Thursday, 6 February 2020

Seberg (2020) - Movie Review



I don’t think there’s a single actress working today who could take this role other than Kristen Stewart. As much as the white liberal populace could quite easily take a shine to stories like that of the real-life philanthropist and actress Jean Seberg, the narrative of a white woman implanting herself into the protests and struggles of the Black Panther Party isn’t something just anyone could pull off. With how high-profile Stewart has grown of late, and how endearingly riot grrl her public persona has become, her status as one of the mainstream's favourite social subversives makes her ripe for this kind of story. And thankfully, through thick and thin, she manages to pull it off.


While there’s all kinds of credit deserved for the production design and the costuming, all of which exude 60’s aesthetic to help couch the period details of the story, it really is Stewart’s performance that holds everything together. Her past collaborations with Olivier Assayas seem to have given her a good idea on how to pull off French chic, which gives her character’s cultural status some healthy build-up, and as she grows more and more noided in the face of federal harassment, it can get downright heart-breaking.

It is in these moments that not only her casting but the choice in director ends up reaching that ‘Ah ha!’ moment, as Benedict Andrews has shown scary efficiency in telling the stories of women being broken at the hands of men from back with Una.

However, that aspect of the character, and even this film’s place as a biographical work, only starts to take root during the second half. During the first, the script’s attempts at setting up what is to come feel both vague and forced. The script is handled by Joe Shrapnel and Anna Waterhouse, the same team behind last year’s The Aftermath; you know, that post-WWII romantic drama that kept veering into Hallmark Movie Of The Week territory for no bloody reason?

Well, while there’s nothing here as tonally fucked as that to be found here, their weakness with historic material still shows through. For as good a look as we get at the results of Seberg’s activism, we get far less insight into why she got involved in the first place. When a character calls her out as a ‘tourist’, taking one someone else’s cause for self-serving reasons, there isn’t much that happens beforehand to refute it as such. She donates money, both figuratively and literally gets in the bed with Black Panther member Hakim Jamal (played with reasonable power by Anthony Mackie), and shows some level of concern about civil rights, but the impetus for any of it feels like an afterthought.

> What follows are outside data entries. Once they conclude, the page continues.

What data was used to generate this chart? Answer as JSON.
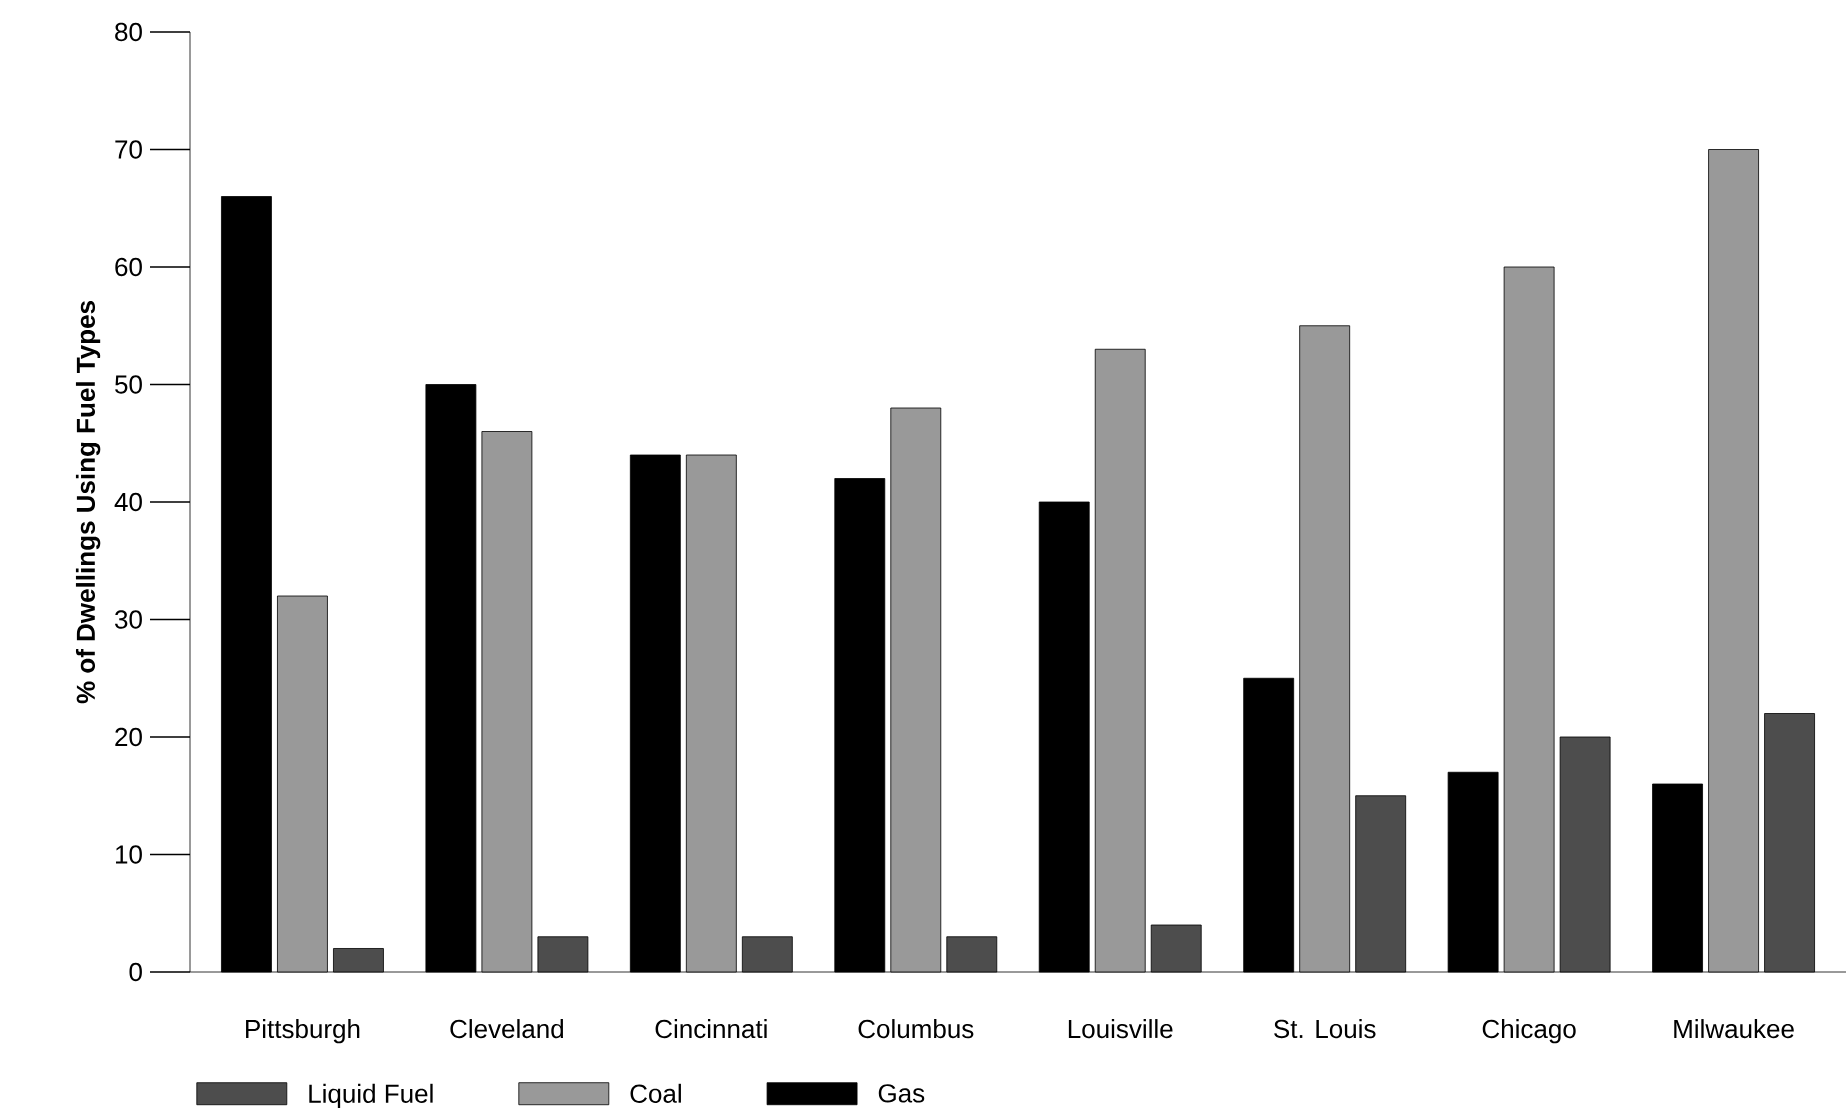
{
  "chart_data": {
    "type": "bar",
    "ylabel": "% of Dwellings Using Fuel Types",
    "categories": [
      "Pittsburgh",
      "Cleveland",
      "Cincinnati",
      "Columbus",
      "Louisville",
      "St. Louis",
      "Chicago",
      "Milwaukee"
    ],
    "series": [
      {
        "name": "Liquid Fuel",
        "color": "#4d4d4d",
        "values": [
          2,
          3,
          3,
          3,
          4,
          15,
          20,
          22
        ]
      },
      {
        "name": "Coal",
        "color": "#999999",
        "values": [
          32,
          46,
          44,
          48,
          53,
          55,
          60,
          70
        ]
      },
      {
        "name": "Gas",
        "color": "#000000",
        "values": [
          66,
          50,
          44,
          42,
          40,
          25,
          17,
          16
        ]
      }
    ],
    "ylim": [
      0,
      80
    ],
    "yticks": [
      0,
      10,
      20,
      30,
      40,
      50,
      60,
      70,
      80
    ],
    "grid": false,
    "legend": "bottom"
  }
}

That’s more a side effect of the writing’s biggest problem, though, and it all comes down to who the film is supposedly framed around. For the bulk of the film, the character who ends up getting the most development isn’t Seberg, Jamal or even Jamal’s wife who ends up making the ‘tourist’ declaration. Instead, it’s FBI agent Jack Solomon, played by Jack O’Connell, who we get the best portrait of.

His introduction, showing him getting hot and heavy with his wife over the origins of Captain America, is a good initial indicator of who is getting the best writing treatment, and his character arc is the one with the most change attached to it. He embodies the film’s coda of how changing the mind of one person can change the entire world, but that knowledge ends up being at the expense of the more central characters in this story, including the one in the frickin’ title.

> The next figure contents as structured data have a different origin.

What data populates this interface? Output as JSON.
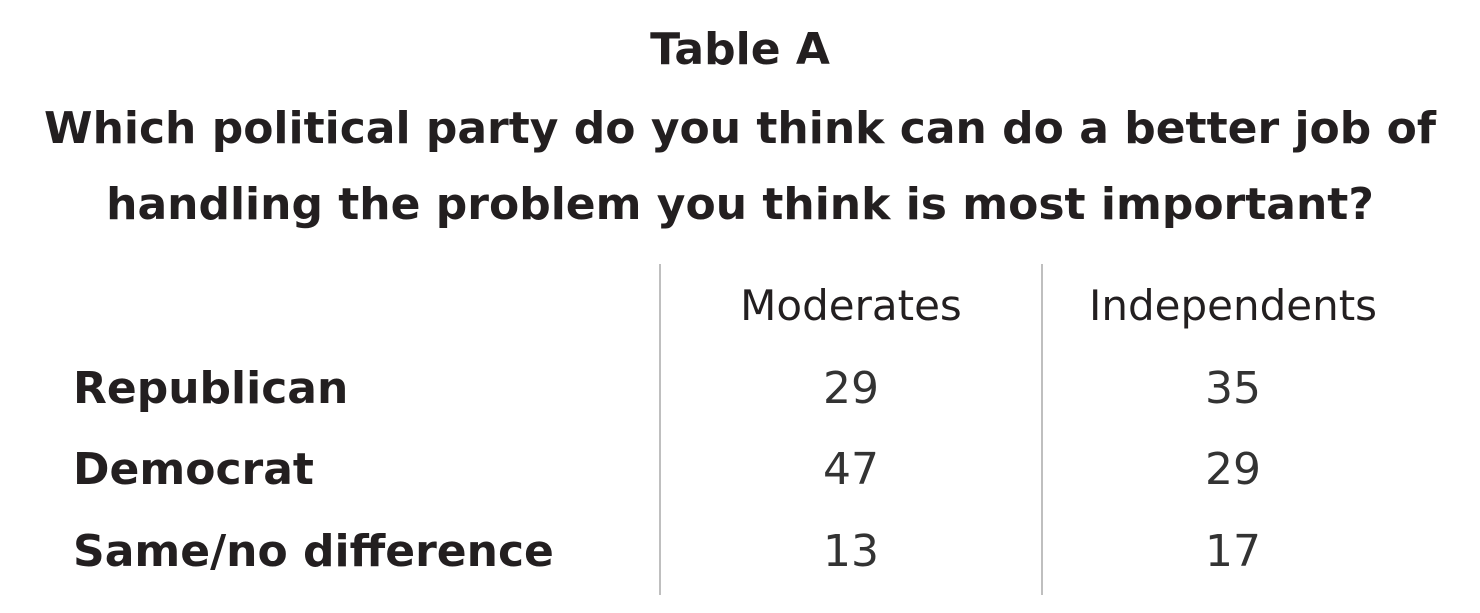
{
  "table": {
    "title": "Table A",
    "question_lines": [
      "Which political party do you think can do a better job of",
      "handling the problem you think is most important?"
    ],
    "columns": [
      "Moderates",
      "Independents"
    ],
    "rows": [
      {
        "label": "Republican",
        "values": [
          "29",
          "35"
        ]
      },
      {
        "label": "Democrat",
        "values": [
          "47",
          "29"
        ]
      },
      {
        "label": "Same/no difference",
        "values": [
          "13",
          "17"
        ]
      }
    ]
  }
}
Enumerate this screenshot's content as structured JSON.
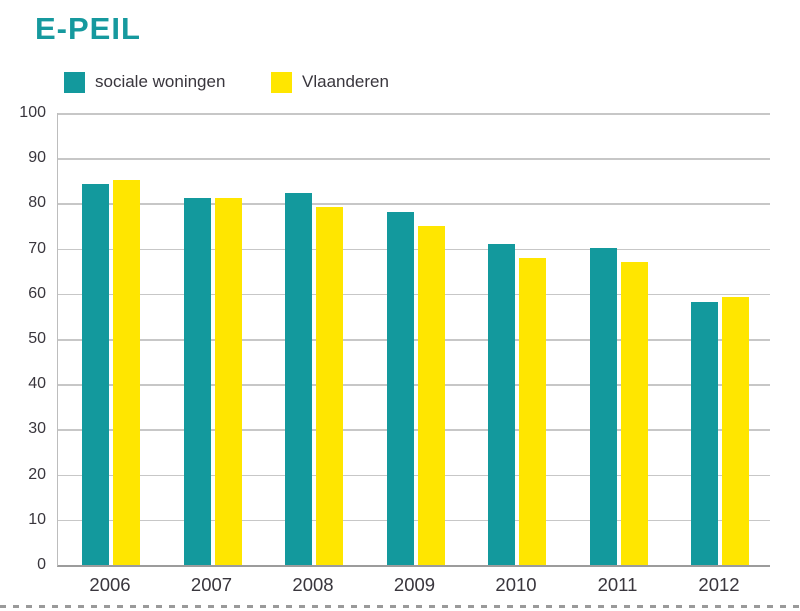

And yet, even with that in mind, the film’s high points remain quite enthralling, and while it may fumble with the initial bits of political setup, the resulting reactions to that setup still ring through. It makes for a quite unsettling look at government surveillance and dirt-digging, highlighting the all-too-common mentality of ends justifying the means, and how even if people get hurt through the bullshit they kept feeding into the media and tabloids, it’s all gravy so long as they get what they want.

It’s a pretty ugly indictment of federal interference, and because Benedict Andrews treats it the same way he did sexual abuse in Una, it still manages to resonate even with how thin the writing around it can be. There's still something a bit dicey about this film doing better at showing Jean Seberg as a victim than as an activist, but knowing how much hardcore cynicism goes into the public perception of activism from movie stars (take Joaquin Phoenix’s speech at the BAFTAs, for instance), it still makes for a feature that at least makes sense as to why we’re getting it right now. That and, unlike Underwater, watching this purely to see K-Stew be her usual amazing self is incredibly easy to recommend.